Шхацфица давно уже следила с холма за неизвестным путником, который приближался к ее жилищу. Увидев, что неведомый гость вошел в кунацкую, Шхацфица спустилась с холма и направилась туда же, говоря сама с собой: "Кроме Шауея, по которому я тоскую, которого жду дни и ночи, никто не в силах переплыть моего моря".
Войдя в кунацкую, она увидела спящего Шауея.
– Ты здесь, мой возлюбленный! – воскликнула она, склонясь над Шауеем.
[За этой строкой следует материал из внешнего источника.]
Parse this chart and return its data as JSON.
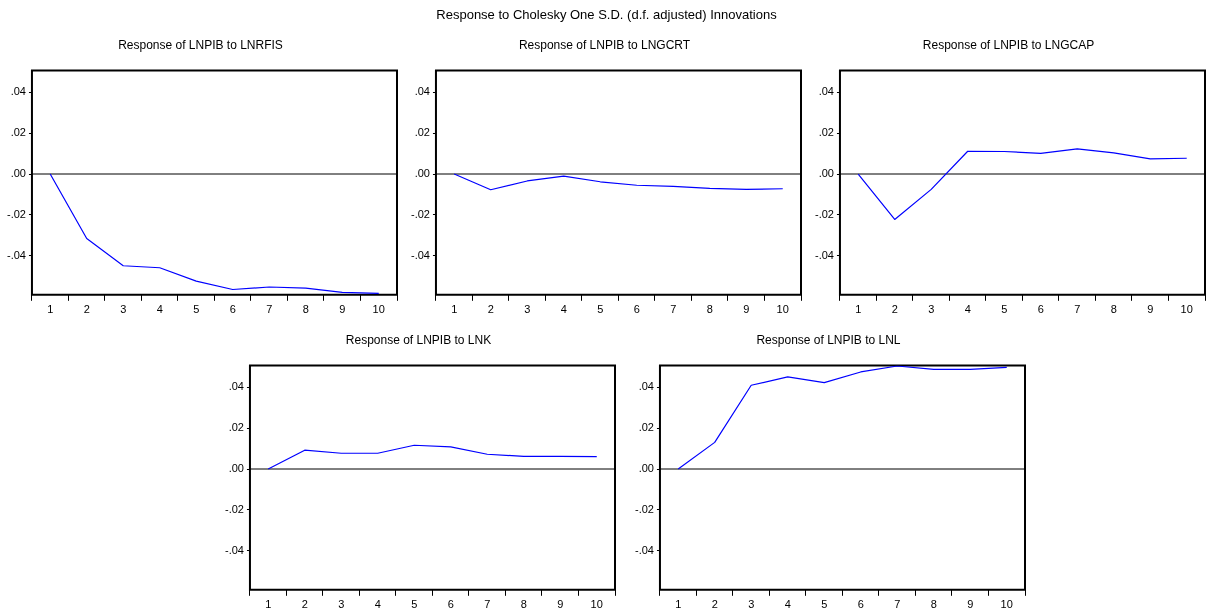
{
  "chart_data": [
    {
      "type": "line",
      "title": "Response of LNPIB to LNRFIS",
      "categories": [
        "1",
        "2",
        "3",
        "4",
        "5",
        "6",
        "7",
        "8",
        "9",
        "10"
      ],
      "values": [
        0,
        -0.0315,
        -0.0448,
        -0.0458,
        -0.0523,
        -0.0564,
        -0.0552,
        -0.0557,
        -0.0578,
        -0.0583
      ],
      "color": "#0000ff",
      "marker": "none",
      "ylim": [
        -0.059,
        0.0506
      ],
      "yticks": [
        {
          "value": -0.04,
          "label": "-.04"
        },
        {
          "value": -0.02,
          "label": "-.02"
        },
        {
          "value": 0,
          "label": ".00"
        },
        {
          "value": 0.02,
          "label": ".02"
        },
        {
          "value": 0.04,
          "label": ".04"
        }
      ],
      "ref_lines": [
        {
          "axis": "y",
          "value": 0,
          "color": "#000000"
        }
      ],
      "grid": false
    },
    {
      "type": "line",
      "title": "Response of LNPIB to LNGCRT",
      "subtitle": "Response to Cholesky One S.D. (d.f. adjusted) Innovations",
      "categories": [
        "1",
        "2",
        "3",
        "4",
        "5",
        "6",
        "7",
        "8",
        "9",
        "10"
      ],
      "values": [
        0,
        -0.0077,
        -0.0034,
        -0.001,
        -0.0038,
        -0.0055,
        -0.006,
        -0.007,
        -0.0075,
        -0.0072
      ],
      "color": "#0000ff",
      "marker": "none",
      "ylim": [
        -0.059,
        0.0506
      ],
      "yticks": [
        {
          "value": -0.04,
          "label": "-.04"
        },
        {
          "value": -0.02,
          "label": "-.02"
        },
        {
          "value": 0,
          "label": ".00"
        },
        {
          "value": 0.02,
          "label": ".02"
        },
        {
          "value": 0.04,
          "label": ".04"
        }
      ],
      "ref_lines": [
        {
          "axis": "y",
          "value": 0,
          "color": "#000000"
        }
      ],
      "grid": false
    },
    {
      "type": "line",
      "title": "Response of LNPIB to LNGCAP",
      "categories": [
        "1",
        "2",
        "3",
        "4",
        "5",
        "6",
        "7",
        "8",
        "9",
        "10"
      ],
      "values": [
        0,
        -0.0222,
        -0.0075,
        0.0111,
        0.011,
        0.0101,
        0.0123,
        0.0103,
        0.0074,
        0.0077
      ],
      "color": "#0000ff",
      "marker": "none",
      "ylim": [
        -0.059,
        0.0506
      ],
      "yticks": [
        {
          "value": -0.04,
          "label": "-.04"
        },
        {
          "value": -0.02,
          "label": "-.02"
        },
        {
          "value": 0,
          "label": ".00"
        },
        {
          "value": 0.02,
          "label": ".02"
        },
        {
          "value": 0.04,
          "label": ".04"
        }
      ],
      "ref_lines": [
        {
          "axis": "y",
          "value": 0,
          "color": "#000000"
        }
      ],
      "grid": false
    },
    {
      "type": "line",
      "title": "Response of LNPIB to LNK",
      "categories": [
        "1",
        "2",
        "3",
        "4",
        "5",
        "6",
        "7",
        "8",
        "9",
        "10"
      ],
      "values": [
        0,
        0.0092,
        0.0077,
        0.0077,
        0.0116,
        0.0108,
        0.0072,
        0.0062,
        0.0062,
        0.006
      ],
      "color": "#0000ff",
      "marker": "none",
      "ylim": [
        -0.059,
        0.0506
      ],
      "yticks": [
        {
          "value": -0.04,
          "label": "-.04"
        },
        {
          "value": -0.02,
          "label": "-.02"
        },
        {
          "value": 0,
          "label": ".00"
        },
        {
          "value": 0.02,
          "label": ".02"
        },
        {
          "value": 0.04,
          "label": ".04"
        }
      ],
      "ref_lines": [
        {
          "axis": "y",
          "value": 0,
          "color": "#000000"
        }
      ],
      "grid": false
    },
    {
      "type": "line",
      "title": "Response of LNPIB to LNL",
      "categories": [
        "1",
        "2",
        "3",
        "4",
        "5",
        "6",
        "7",
        "8",
        "9",
        "10"
      ],
      "values": [
        0,
        0.013,
        0.0409,
        0.045,
        0.0422,
        0.0474,
        0.0503,
        0.0487,
        0.0487,
        0.0496
      ],
      "color": "#0000ff",
      "marker": "none",
      "ylim": [
        -0.059,
        0.0506
      ],
      "yticks": [
        {
          "value": -0.04,
          "label": "-.04"
        },
        {
          "value": -0.02,
          "label": "-.02"
        },
        {
          "value": 0,
          "label": ".00"
        },
        {
          "value": 0.02,
          "label": ".02"
        },
        {
          "value": 0.04,
          "label": ".04"
        }
      ],
      "ref_lines": [
        {
          "axis": "y",
          "value": 0,
          "color": "#000000"
        }
      ],
      "grid": false
    }
  ]
}
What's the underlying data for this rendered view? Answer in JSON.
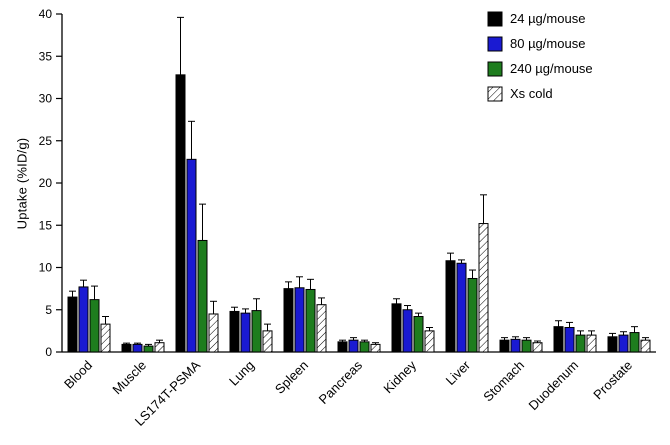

Но он не слышал ее.
Семь дней и семь ночей Шауей спал непробудно, а Шхацфица сидела рядом, лаская его.
Когда минули семь суток, Шхацфица разбудила Шауея песней:
Ты пришел, куда стремился,
Ты нашел, кого искал,
Не пропал в пучине моря,
Не погиб во тьме ночной.
Пробудись, мой долгожданный,
Тонкостанный Шауей!
Шауей проснулся и от всего счастливого сердца ответил песней:
Я искал тебя, Шхацфица,
Дни и ночи, дни и ночи,
Во вселенной кто сравнится,
Несравненная, с тобою?
Я не знал к тебе дороги,
Светлолицая Шхацфица,
Но во тьме ты мне сияла
Путеводною звездою!
Устроили жених с невестой большое пиршество. Веселые гости прославляли отвагу Шауея и красоту Шхацфицы. Отпраздновав счастливую встречу, витязь и его возлюбленная отправились в Страну Нартов. Лицо Шхацфицы озаряло дорогу, а закинутые за плечи черные косы одевали мраком путь, оставшийся позади.
Узнав, что Шауей возвращается домой с красавицей Шхацфицей, разгневанный Ан-Ак решил их подстеречь. Медленно кружил он над дорогой, поджидая путников. Вот показались они из-за холма верхом на могучем Джамидеже, который плясал на ходу, радуясь, что помог Шауею найти красавицу-невесту.
Не замечая, что за ними следит Ан-Ак, Шауей решил остановиться и отдохнуть. Расстелив бурку, он усадил Шхацфицу и расседлал Джамидежа. Оглядевшись кругом и не заметив опасности, Шауей прилег и крепко заснул. Уставшая Шхацфица тоже задремала, положив голову на грудь Шауея.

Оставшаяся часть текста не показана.